Government entities and educational institutions have billions of dollars invested in facility portfolios designed to supply services to those that they support. Maintaining these portfolios requires continuous investment to keep them viable in order to meet their intended mision. In the past fifteen years, owners of these portfolios have realized that the facilities have degraded to the point that they may not be usable, they may require a significant investment to return them to full service, and they require a continuous financial commitment to maintain them. Both government and educational institution managers have realized that they have allowed this situation to occur due to chronic underinvestment in annual maintenance. Now they are faced with a large backlog of deferred maintenance and potential loss of mission.

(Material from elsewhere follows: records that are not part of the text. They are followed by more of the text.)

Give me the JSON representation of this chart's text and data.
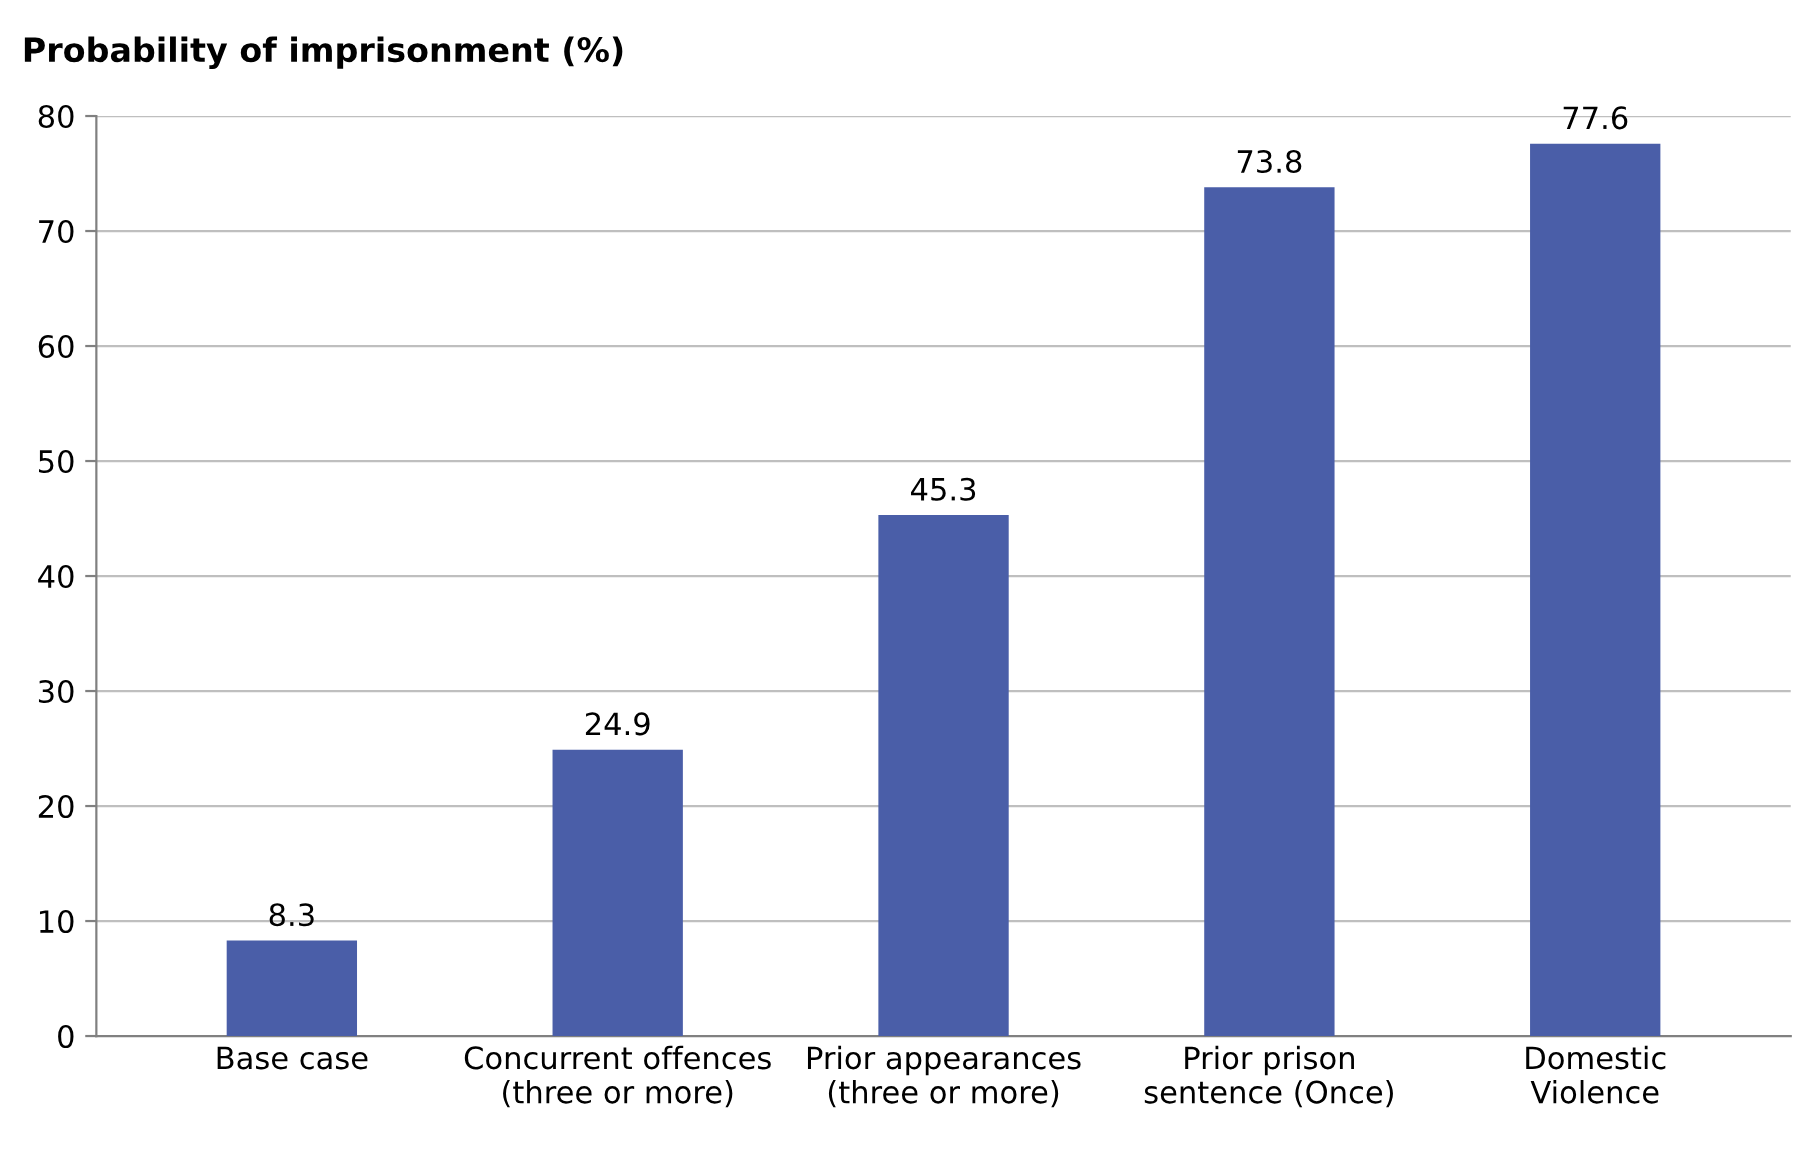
{
  "chart_data": {
    "type": "bar",
    "title": "Probability of imprisonment (%)",
    "categories": [
      "Base case",
      "Concurrent offences\n(three or more)",
      "Prior appearances\n(three or more)",
      "Prior prison\nsentence (Once)",
      "Domestic\nViolence"
    ],
    "values": [
      8.3,
      24.9,
      45.3,
      73.8,
      77.6
    ],
    "color": "#4a5ea8",
    "ylim": [
      0,
      80
    ],
    "yticks": [
      0,
      10,
      20,
      30,
      40,
      50,
      60,
      70,
      80
    ],
    "grid": "y",
    "data_labels": true
  }
}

This research investigates the underlying cause of chronic underfunding of the annual maintenance and repair of large facility portfolios, reviews the related literature for existing methods for estimating annual maintenance and repair funding, and develops a model that can be used by a facility portfolio manager based on facilty attributes commonly found in a condition assessment program. In addition, the research determines the effect on the developed model from varying facility portfolio size and facility model types, and compares the developed model to three models most often cited in the related literature.

Using multiple regression analysis, a prediction equation has been derived for the research portfolio, and is found to have good correlation to one of the models cited in the literature. It does not have good correlation to two of the models cited in the literature. Further, the research found that "fine tuning" a prediction equation to a specific facility portfolio yields the best results, although a more generic model is useful for an order of magnitude estimate.